Способность гена к экспрессии зависит как от локальной структуры хроматина (в промоторном сайте), так и от структуры окружающей области. Структура регулируется за счет местных процессов активации или же изменений, затрагивающих более обширную область хромосомы. К числу наиболее локальных относятся изменения в пределах индивидуального гена, когда изменения в структуре и организации нуклеосом происходят в непосредственной близости от промотора. Более обширные изменения могут затрагивать столь большие регионы, как целая хромосома.

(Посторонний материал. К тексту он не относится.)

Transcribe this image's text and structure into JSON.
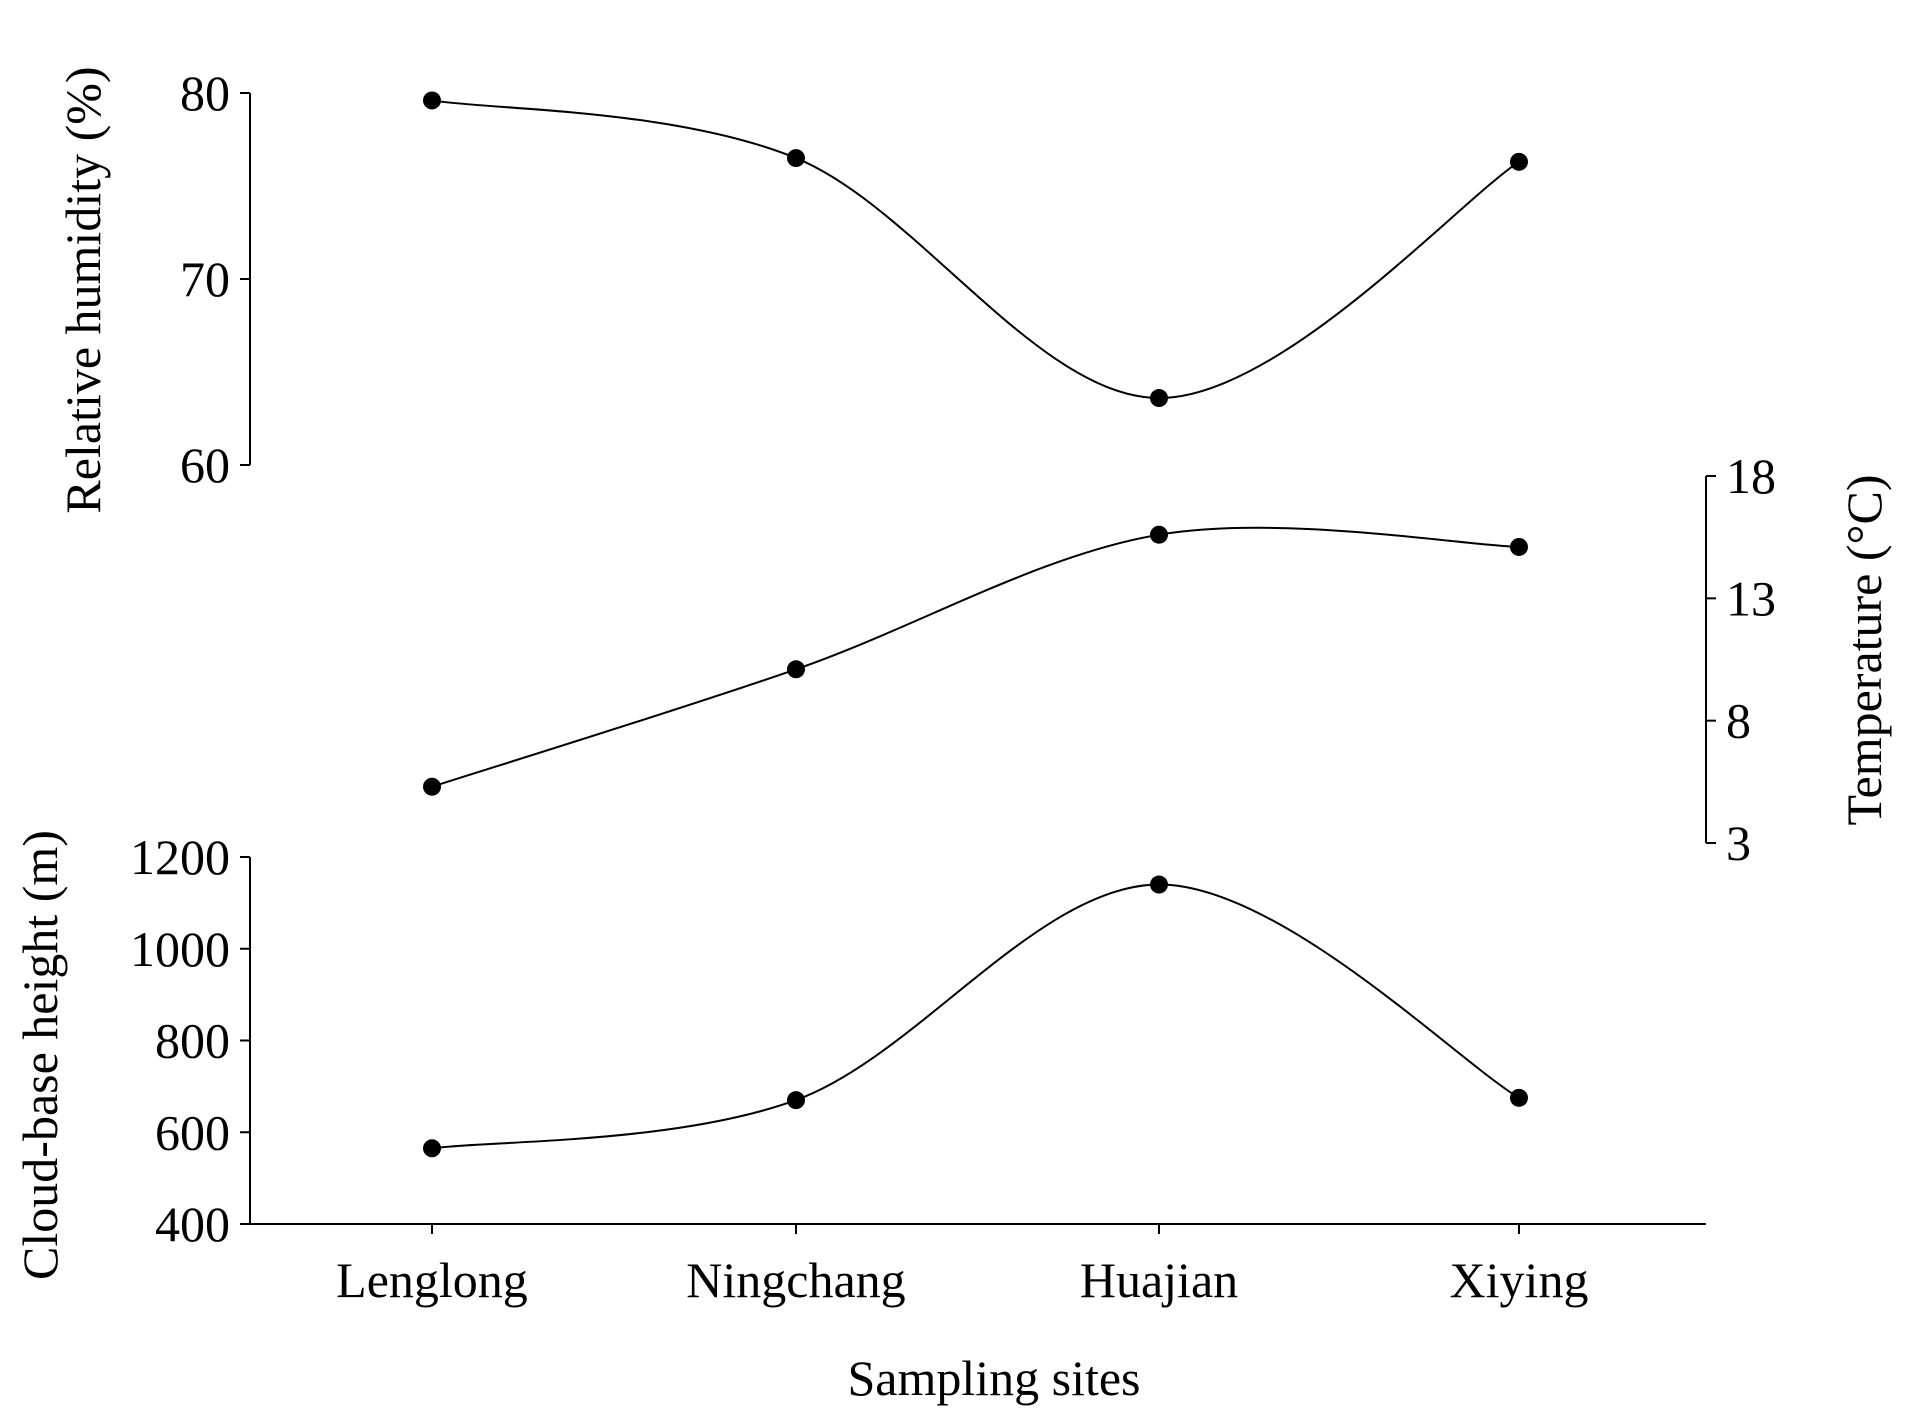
{
  "chart_data": [
    {
      "type": "line",
      "categories": [
        "Lenglong",
        "Ningchang",
        "Huajian",
        "Xiying"
      ],
      "series": [
        {
          "values": [
            79.6,
            76.5,
            63.6,
            76.3
          ]
        }
      ],
      "ylabel": "Relative humidity (%)",
      "ylim": [
        60,
        80
      ],
      "yticks": [
        "60",
        "70",
        "80"
      ],
      "y_axis_side": "left",
      "grid": false,
      "smooth": true
    },
    {
      "type": "line",
      "categories": [
        "Lenglong",
        "Ningchang",
        "Huajian",
        "Xiying"
      ],
      "series": [
        {
          "values": [
            5.3,
            10.1,
            15.6,
            15.1
          ]
        }
      ],
      "ylabel": "Temperature (°C)",
      "ylim": [
        3,
        18
      ],
      "yticks": [
        "3",
        "8",
        "13",
        "18"
      ],
      "y_axis_side": "right",
      "grid": false,
      "smooth": true
    },
    {
      "type": "line",
      "categories": [
        "Lenglong",
        "Ningchang",
        "Huajian",
        "Xiying"
      ],
      "series": [
        {
          "values": [
            565,
            670,
            1140,
            675
          ]
        }
      ],
      "xlabel": "Sampling sites",
      "ylabel": "Cloud-base height (m)",
      "ylim": [
        400,
        1200
      ],
      "yticks": [
        "400",
        "600",
        "800",
        "1000",
        "1200"
      ],
      "y_axis_side": "left",
      "grid": false,
      "smooth": true
    }
  ]
}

Изменения, затрагивающие большие регионы, контролируют генную экспрессию. Для обозначения зарепрессированного гена в какой-либо области хромосомы используют термин молчащий ген. Под гетерохроматином понимают большие участки хромосом, под микроскопом характеризующиеся более компактной структурой. Молчащие гены и гетерохроматин характеризуются общей особенностью: в обоих случаях с хроматином связаны дополнительные белки, которые прямо или косвенно препятствуют факторам транскрипции и РНК-полимеразе активировать промоторы в определенной области.
Изменения того или иного промотора контролируют транскрипцию определенного гена. Эти изменения могут оказывать или активирующее, или репрессирующее действие.
Динамическая модель транскрипции хроматина основывается на существовании факторов,
способных использовать энергию гидролиза АТФ для вытеснения нуклеосом с участков специфических последовательностей ДНК.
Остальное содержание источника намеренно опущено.